Praktek money politics belakangan ini sebagaimana yang diuraikan di atas semakin dicermati justru karena dinilai dapat mengurangi atau mengganggu kebebasan orang untuk memakai hak politiknya. Apalagi pemberian uang (juga barang-barang lain atau juga jasa tertentu) yang mengatasnamakan golongan atau partai tertentu pada saat di mana perhelatan besar dalam bidang politik sedang terjadi. Masyarakat tahu betul apa artinya suatu pemberian dan menghayati ungkapan ‘do ut des’. Saya beri supaya nanti dia juga beri sesuatu kepada saya sebagai balasannya.

Money politics pada akhirnya menghambat proses demokratisasi politik; suatu hal yang justru sedang diperjuangkan oleh rakyat Indonesia sekarang ini. Nampaknya arah dan praktek demokrasi kita akan kabur dan hanya bertahan pada level formalitas kalau trend-trend money politics dan semacamnya dibiarkan terus berlangsung atau pura-pura ditanggapi secara remeh.

Sekarang kita sedang memulai suatu zaman baru. Namun kita tidak mau kalau zaman ini hanya sekadar nama. “New times demand new measures and new men”, demikian James Russel Lowell, penyair, kritikus dan diplomat Amerika pada dua abad yang lalu. Zaman baru menuntut ukuran-ukran baru dan manusia baru. Manusia baru yang kita maksudkan adalah manusia yang bebas dari kekangan politik tertentu, yang tidak diperbudak oleh siapa dan apapun. Dalam kaitan ini, kita menyambut baik Peraturan Pemerintah (PP) No. 12 Tahun 1999 yang membebaskan pegawai negeri sipil (PNS) dari cengkeraman Golkar.

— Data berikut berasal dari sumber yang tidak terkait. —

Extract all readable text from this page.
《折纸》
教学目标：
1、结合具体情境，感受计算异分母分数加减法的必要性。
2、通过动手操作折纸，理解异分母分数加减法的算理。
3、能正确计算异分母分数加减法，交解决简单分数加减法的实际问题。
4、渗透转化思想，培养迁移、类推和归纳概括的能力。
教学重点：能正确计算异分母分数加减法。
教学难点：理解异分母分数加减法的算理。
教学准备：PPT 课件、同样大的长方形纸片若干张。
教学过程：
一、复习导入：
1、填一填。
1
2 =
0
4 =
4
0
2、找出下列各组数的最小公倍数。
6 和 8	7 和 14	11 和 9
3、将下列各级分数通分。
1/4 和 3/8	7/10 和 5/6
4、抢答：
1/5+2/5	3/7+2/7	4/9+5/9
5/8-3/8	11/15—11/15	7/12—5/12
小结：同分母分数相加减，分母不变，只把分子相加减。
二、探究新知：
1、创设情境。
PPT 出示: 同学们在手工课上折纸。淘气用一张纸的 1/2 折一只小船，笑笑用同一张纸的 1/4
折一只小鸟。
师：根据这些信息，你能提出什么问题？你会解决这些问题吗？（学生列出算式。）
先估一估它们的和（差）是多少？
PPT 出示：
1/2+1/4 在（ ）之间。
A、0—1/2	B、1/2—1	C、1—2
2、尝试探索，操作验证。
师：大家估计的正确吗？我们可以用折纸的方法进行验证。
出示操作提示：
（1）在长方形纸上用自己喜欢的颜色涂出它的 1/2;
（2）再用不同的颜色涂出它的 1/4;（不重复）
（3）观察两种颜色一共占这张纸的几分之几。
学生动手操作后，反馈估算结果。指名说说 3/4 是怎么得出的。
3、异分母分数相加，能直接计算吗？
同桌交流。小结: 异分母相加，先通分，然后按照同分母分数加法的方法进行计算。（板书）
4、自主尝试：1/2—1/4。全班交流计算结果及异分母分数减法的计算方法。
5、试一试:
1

Semua bentuk partisipasi kita sebagai makhluk beradab, termasuk partisipasi dalam bidang politik pada esensinya adalah untuk mewujudkan diri, harkat dan kemanusiaan kita. Olehnya akan menjadi ironi kalau kita pada satu sisi terlalu mementingkan peran tertentu sambil pada sisi lain menyisihkan apa yang sesungguhnya menjadi tujuan dari semua peran tersebut. Terakhir saya mengutip Themistocles untuk menyadarkan kita bahwa kemanusiaan kita jauh lebih penting dari apapun: “Aku lebih suka manusia tanpa uang daripada uang tanpa kemanusiaan”.